Saturday, December 20, 2008


There is nothing new except that we are close to bursting out either up or down. I am guessing that some movement will occur ahead of Tuesday's 8:30AM GDP report. The consensus is -0.5% with a range of -0.8 to -0.5. The previous reading was -0.5%. I don't know how the consensus could remain the same as Q3, but whatever, everyone expects negative growth.

We also have Consumer Sentiment, Existing and New Home Sales (all three @ 10AM). The U. of Michigan sentiment index is expect to come in at 58.6 with a range of 53.6 to 60.2. The previous reading was 59.1. Existing home sales are expected to come in at 4.9M with a range of 4.750M to 5.04M. The previous reading was 4.98M. New home sales are expected to come in at 420K with a range of 360K to 490K. The previous reading was 433K.

Back to the charts. If we breakout then we formed an ascending triangle. If we breakdown, it's a bearish wedge. Looking at the 45-day intraday charts, a major move is most likely going to happen before Christmas given the lack breathing room at the end of the triangle/wedge.

The Dow appears to be the weakest. The Russell 2K is the strongest while the S&P and Naz remain 'neutral'. As for the moving averages, the Russell 2K is above, the Naz is sitting right on top, and the S&P and Dow are both below it. All four indices are bound by the 20-day and 30-day MA's in some way.

Looking at the VIX, we formed a 'hammer' candle, which is usually a reversal, but confirmation is needed. Upon layering it, the VIX is sitting right at the 100-day MA. The VIX tested the 100-day MA on Thursday and on Friday, the VIX managed to recoup most of its losses (notice the tails on both days). We "may" see an upside reversal on the VIX on Monday.

As for sectors, healthcare is the strongest. Utilities remains neutral. All the other sectors have to move up quickly because they are a hair away from breaking through their respective lower trendlines. The financial sector may be forming a head and shoulders. The industrial and technology sectors are forming lower highs (the tech sector technically broke down).

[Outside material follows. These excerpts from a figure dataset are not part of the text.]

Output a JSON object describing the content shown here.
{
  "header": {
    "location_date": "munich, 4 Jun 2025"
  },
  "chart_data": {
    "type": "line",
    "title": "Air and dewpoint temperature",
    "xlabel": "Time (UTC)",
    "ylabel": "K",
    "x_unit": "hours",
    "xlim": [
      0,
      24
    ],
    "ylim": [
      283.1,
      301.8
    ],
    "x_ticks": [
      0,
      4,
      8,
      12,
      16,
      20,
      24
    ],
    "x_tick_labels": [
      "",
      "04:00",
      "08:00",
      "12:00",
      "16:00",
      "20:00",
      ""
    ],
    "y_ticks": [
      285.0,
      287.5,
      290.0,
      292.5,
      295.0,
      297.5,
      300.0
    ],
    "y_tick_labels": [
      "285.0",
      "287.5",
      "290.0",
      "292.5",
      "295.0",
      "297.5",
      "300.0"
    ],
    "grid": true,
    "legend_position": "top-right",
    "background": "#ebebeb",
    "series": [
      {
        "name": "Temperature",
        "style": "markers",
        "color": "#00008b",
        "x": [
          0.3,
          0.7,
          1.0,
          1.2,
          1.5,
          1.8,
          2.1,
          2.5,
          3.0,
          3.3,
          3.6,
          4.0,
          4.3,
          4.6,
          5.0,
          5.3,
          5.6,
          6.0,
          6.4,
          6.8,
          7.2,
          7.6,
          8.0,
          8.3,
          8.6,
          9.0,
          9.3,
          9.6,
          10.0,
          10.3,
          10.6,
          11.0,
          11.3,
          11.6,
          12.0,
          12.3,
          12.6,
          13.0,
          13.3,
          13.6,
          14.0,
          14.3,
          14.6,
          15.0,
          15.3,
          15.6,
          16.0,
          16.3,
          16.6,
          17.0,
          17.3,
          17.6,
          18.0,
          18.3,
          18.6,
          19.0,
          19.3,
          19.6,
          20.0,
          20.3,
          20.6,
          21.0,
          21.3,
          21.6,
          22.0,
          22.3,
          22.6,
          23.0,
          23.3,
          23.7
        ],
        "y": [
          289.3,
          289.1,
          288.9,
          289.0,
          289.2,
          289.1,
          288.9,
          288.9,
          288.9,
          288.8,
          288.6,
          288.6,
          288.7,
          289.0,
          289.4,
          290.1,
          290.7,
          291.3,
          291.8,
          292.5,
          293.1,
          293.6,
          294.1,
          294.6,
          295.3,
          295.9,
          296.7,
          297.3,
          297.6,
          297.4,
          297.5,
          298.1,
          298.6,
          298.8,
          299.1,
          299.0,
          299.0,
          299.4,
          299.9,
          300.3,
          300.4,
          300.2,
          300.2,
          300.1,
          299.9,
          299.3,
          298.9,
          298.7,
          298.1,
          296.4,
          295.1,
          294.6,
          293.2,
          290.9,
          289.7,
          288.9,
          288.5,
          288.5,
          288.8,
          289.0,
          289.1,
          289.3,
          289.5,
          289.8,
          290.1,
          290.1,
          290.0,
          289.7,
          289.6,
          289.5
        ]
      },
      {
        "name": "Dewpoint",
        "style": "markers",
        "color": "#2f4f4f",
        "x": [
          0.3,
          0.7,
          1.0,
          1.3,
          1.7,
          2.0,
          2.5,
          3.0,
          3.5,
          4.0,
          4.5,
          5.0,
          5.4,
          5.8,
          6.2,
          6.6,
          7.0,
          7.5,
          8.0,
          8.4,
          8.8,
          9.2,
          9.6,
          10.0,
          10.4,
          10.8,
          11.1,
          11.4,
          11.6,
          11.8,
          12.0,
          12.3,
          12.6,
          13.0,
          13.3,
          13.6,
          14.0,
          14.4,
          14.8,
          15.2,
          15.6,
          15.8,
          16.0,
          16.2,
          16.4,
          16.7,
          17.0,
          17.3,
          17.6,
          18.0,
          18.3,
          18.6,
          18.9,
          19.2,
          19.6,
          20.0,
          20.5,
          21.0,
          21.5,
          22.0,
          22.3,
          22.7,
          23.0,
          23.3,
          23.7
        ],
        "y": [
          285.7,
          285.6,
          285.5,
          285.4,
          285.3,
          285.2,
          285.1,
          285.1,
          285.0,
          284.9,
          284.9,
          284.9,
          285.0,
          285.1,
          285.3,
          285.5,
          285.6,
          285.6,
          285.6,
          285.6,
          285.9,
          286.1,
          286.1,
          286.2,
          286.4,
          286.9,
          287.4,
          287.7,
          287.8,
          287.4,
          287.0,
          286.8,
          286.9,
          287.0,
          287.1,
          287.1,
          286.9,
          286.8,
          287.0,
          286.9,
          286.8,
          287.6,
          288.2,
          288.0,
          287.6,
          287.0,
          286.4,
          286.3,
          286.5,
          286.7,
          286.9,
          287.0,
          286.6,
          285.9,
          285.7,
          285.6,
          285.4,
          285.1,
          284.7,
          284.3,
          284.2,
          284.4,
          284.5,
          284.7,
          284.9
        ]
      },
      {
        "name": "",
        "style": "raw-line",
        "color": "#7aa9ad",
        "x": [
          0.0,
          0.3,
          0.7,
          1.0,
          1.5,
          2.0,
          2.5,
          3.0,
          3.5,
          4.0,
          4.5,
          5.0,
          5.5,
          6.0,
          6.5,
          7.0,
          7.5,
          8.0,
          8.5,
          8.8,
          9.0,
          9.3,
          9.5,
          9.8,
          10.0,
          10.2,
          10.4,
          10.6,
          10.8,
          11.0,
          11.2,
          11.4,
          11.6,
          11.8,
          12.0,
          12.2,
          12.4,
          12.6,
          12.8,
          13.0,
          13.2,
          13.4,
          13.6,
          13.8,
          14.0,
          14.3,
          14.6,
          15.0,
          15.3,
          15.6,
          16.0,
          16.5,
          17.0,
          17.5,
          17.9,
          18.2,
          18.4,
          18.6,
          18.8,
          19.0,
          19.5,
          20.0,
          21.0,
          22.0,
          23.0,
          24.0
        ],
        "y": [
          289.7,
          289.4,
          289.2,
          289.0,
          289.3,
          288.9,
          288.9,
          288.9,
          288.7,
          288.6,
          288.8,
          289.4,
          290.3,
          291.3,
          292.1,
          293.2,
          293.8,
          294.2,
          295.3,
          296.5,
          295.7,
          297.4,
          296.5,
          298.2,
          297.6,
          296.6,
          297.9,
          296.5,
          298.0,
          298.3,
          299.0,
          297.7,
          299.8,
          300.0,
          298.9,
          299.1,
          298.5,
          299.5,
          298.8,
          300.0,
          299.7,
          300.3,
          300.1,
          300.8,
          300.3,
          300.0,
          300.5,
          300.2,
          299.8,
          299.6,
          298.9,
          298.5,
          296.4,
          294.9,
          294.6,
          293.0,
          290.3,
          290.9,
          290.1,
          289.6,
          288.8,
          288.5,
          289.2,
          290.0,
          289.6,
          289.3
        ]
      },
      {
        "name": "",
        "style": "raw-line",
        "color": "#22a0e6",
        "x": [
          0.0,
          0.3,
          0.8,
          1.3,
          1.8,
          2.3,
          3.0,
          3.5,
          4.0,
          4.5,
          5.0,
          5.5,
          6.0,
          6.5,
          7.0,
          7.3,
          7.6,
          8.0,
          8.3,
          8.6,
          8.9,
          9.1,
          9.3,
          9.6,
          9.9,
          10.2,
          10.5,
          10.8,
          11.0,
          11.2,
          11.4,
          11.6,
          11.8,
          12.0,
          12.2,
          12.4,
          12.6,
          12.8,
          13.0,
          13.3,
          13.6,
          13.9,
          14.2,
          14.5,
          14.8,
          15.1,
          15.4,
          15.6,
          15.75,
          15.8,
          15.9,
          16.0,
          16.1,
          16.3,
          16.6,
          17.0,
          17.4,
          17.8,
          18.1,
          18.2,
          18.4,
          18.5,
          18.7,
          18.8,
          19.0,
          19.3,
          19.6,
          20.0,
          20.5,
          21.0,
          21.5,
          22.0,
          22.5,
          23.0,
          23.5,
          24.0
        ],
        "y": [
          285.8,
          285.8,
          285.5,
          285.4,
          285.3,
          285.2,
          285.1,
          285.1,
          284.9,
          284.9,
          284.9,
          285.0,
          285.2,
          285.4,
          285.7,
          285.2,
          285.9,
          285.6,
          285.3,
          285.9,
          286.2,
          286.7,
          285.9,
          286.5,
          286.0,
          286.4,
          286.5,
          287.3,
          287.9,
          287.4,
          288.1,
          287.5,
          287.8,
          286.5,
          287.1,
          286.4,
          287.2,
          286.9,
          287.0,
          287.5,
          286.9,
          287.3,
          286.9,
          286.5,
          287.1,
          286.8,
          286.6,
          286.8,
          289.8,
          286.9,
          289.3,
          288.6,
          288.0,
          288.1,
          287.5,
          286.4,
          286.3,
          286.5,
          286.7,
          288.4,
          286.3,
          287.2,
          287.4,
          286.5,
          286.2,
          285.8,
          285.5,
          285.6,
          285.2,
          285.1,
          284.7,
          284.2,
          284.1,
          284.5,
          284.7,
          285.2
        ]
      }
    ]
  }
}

This entire month has been riddled with headache and a lack of reliable direction. I'm sure there was a lot of impulse trading going on. Once we break out or down, it will be easier to determine direction. Until then, traders have to either daytrade (very quickly) or sit tight and be patient (remain hedged), or remain in cash. Use the MA's and support/resistance as your guides.

For the 45-day intraday charts:
-the blue line is the 50-day MA (325p.)
-the green line is the 30-day MA (195p.)
-the pink line is the 20-day MA (130p.)

SPX 1-day

SPX 3-day

SPX 5-day

SPX 10-day

SPX 45-day

DJIA 45-day

COMP 45-day

Russell 2K 45-day

VIX 6-month

SPDR Select Sectors

Don't forget to try the Free Trend Analysis. It's FREE, so give it a shot!

4 comments: said...

Hey John!!!
just thought I'd stop by.
I can see you don't have a clear market direction either-
At least the VIX bottomed--I think.
That hammer is a good signal.
Means the bottom of it gets filled in, and then the VIX can start moving higher.

John C. Lee said...

it's tough. basically 50/50.

Anonymous said...

Hi! What do the filled black candles mean? I notice sometimes they mark a top.

Also what are you going to double check first to confirm a wedge/triangle break before jumping in? THX!

John C. Lee said...

it means that the whatever gapped up and sold off throughout the day, and a possible reversal signal. Usually marks blow-off tops.

A breakout or down from the major trendlines. On the SPX, 920 is overhead resistance and 850 is support.